The seasons were milder here—as evidenced by most of the trees retaining their leaves—or perhaps non-existent other than a slight change in temperature.
“Where is he?” Agnes whimpered. “Dawn is nearly upon us!”
“Useless waste of a fae,” Orla commented, picking grime out from under her nails and flicking it away.
Laoise ground her teeth. “He’s not even a master in his own court. We should’ve never trusted him, Shannon.”
The high lady’s lips flattened into a displeased line. “Find him, ladies, or this endeavor will fail before it has even begun. Agnes, the amulets. The rest of you, put on your packs and gather here.”
We did as we were told and crowded around the high lady like kindergarteners about to receive juice boxes and pretzels from our teacher.

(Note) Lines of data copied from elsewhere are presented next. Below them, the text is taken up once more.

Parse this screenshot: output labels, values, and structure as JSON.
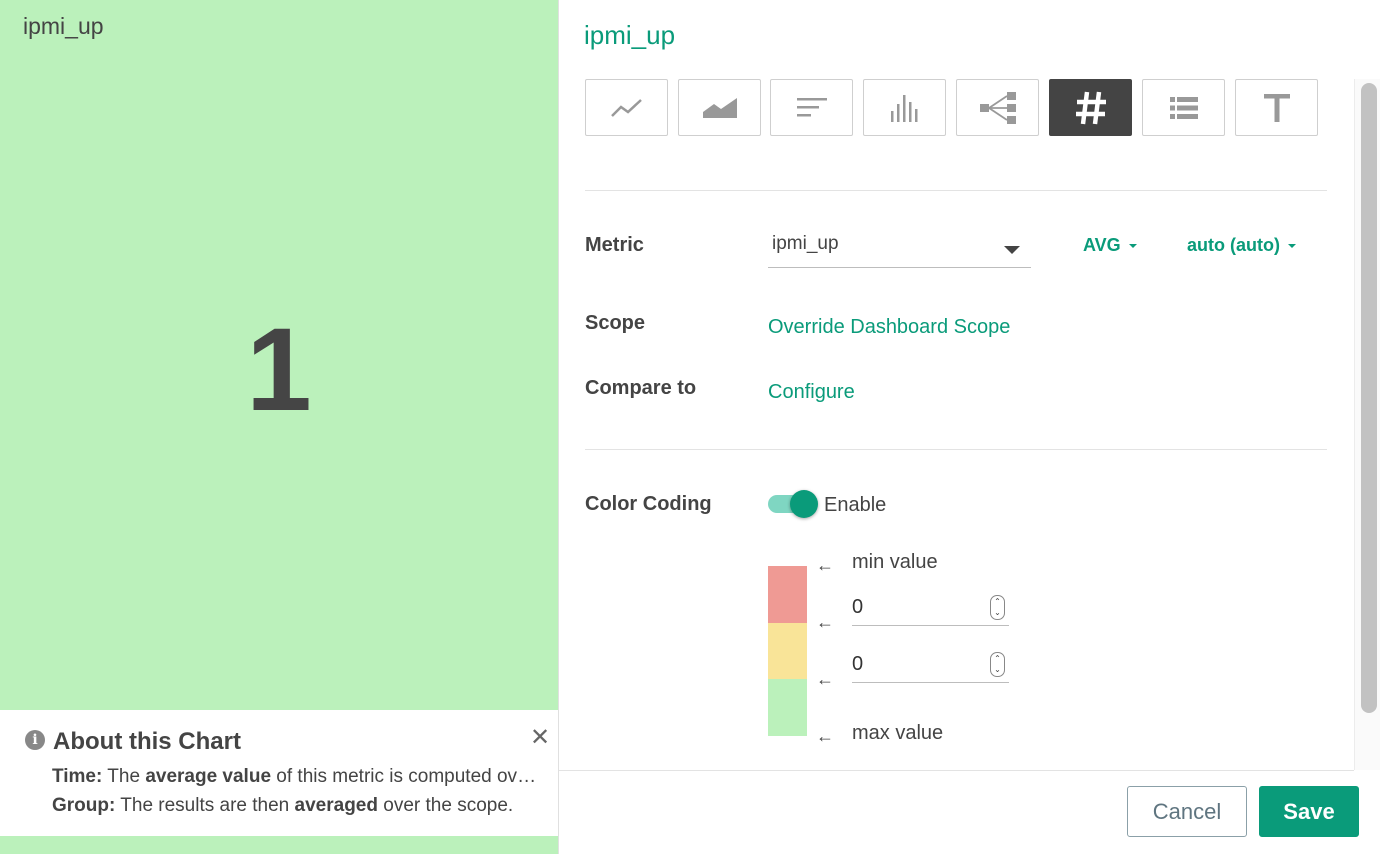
{
  "preview": {
    "title": "ipmi_up",
    "value": "1",
    "background_color": "#bbf1bb"
  },
  "about": {
    "icon": "info-icon",
    "title": "About this Chart",
    "close_icon": "close-icon",
    "time_label": "Time:",
    "time_pre": "The",
    "time_bold": "average value",
    "time_post": "of this metric is computed over the time interval.",
    "group_label": "Group:",
    "group_pre": "The results are then",
    "group_bold": "averaged",
    "group_post": "over the scope."
  },
  "panel": {
    "title": "ipmi_up",
    "accent_color": "#0a9b7a",
    "chart_types": [
      {
        "name": "line-chart",
        "icon": "line-chart-icon",
        "active": false
      },
      {
        "name": "area-chart",
        "icon": "area-chart-icon",
        "active": false
      },
      {
        "name": "top-list",
        "icon": "horizontal-bars-icon",
        "active": false
      },
      {
        "name": "histogram",
        "icon": "histogram-icon",
        "active": false
      },
      {
        "name": "topology",
        "icon": "topology-tree-icon",
        "active": false
      },
      {
        "name": "number",
        "icon": "hash-icon",
        "active": true
      },
      {
        "name": "table",
        "icon": "table-list-icon",
        "active": false
      },
      {
        "name": "text",
        "icon": "text-t-icon",
        "active": false
      }
    ]
  },
  "metric": {
    "label": "Metric",
    "value": "ipmi_up",
    "time_aggregation": "AVG",
    "resolution": "auto (auto)"
  },
  "scope": {
    "label": "Scope",
    "link": "Override Dashboard Scope"
  },
  "compare": {
    "label": "Compare to",
    "link": "Configure"
  },
  "color_coding": {
    "label": "Color Coding",
    "enabled": true,
    "toggle_label": "Enable",
    "min_label": "min value",
    "max_label": "max value",
    "threshold_1": "0",
    "threshold_2": "0",
    "arrow": "←",
    "colors": {
      "red": "#ef9a94",
      "yellow": "#f9e498",
      "green": "#bbf1bb"
    }
  },
  "footer": {
    "cancel": "Cancel",
    "save": "Save"
  }
}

But what she drew out of the sack Agnes had given her were wood-and-silver pendants on corded necklaces, not snacks.
Each wooden rectangle bore silver overlay in the shape of a horned lion’s face.
The amulets hummed with magic. She handed one to each of us, except Sawyer, and we dutifully slipped them over our heads.
“These are obscurity amulets,” she explained quickly as the eastern sky lightened from blue to a watery gray. “They will alter your appearances, dampen your scents?—”
“You look the same,” Emmett told Cody. “Smell the same too. Ugh.”
“Why did I have to get the janky one?” The old carpenter smacked his amulet against his palm like there was internal clockwork that needed knocked into place.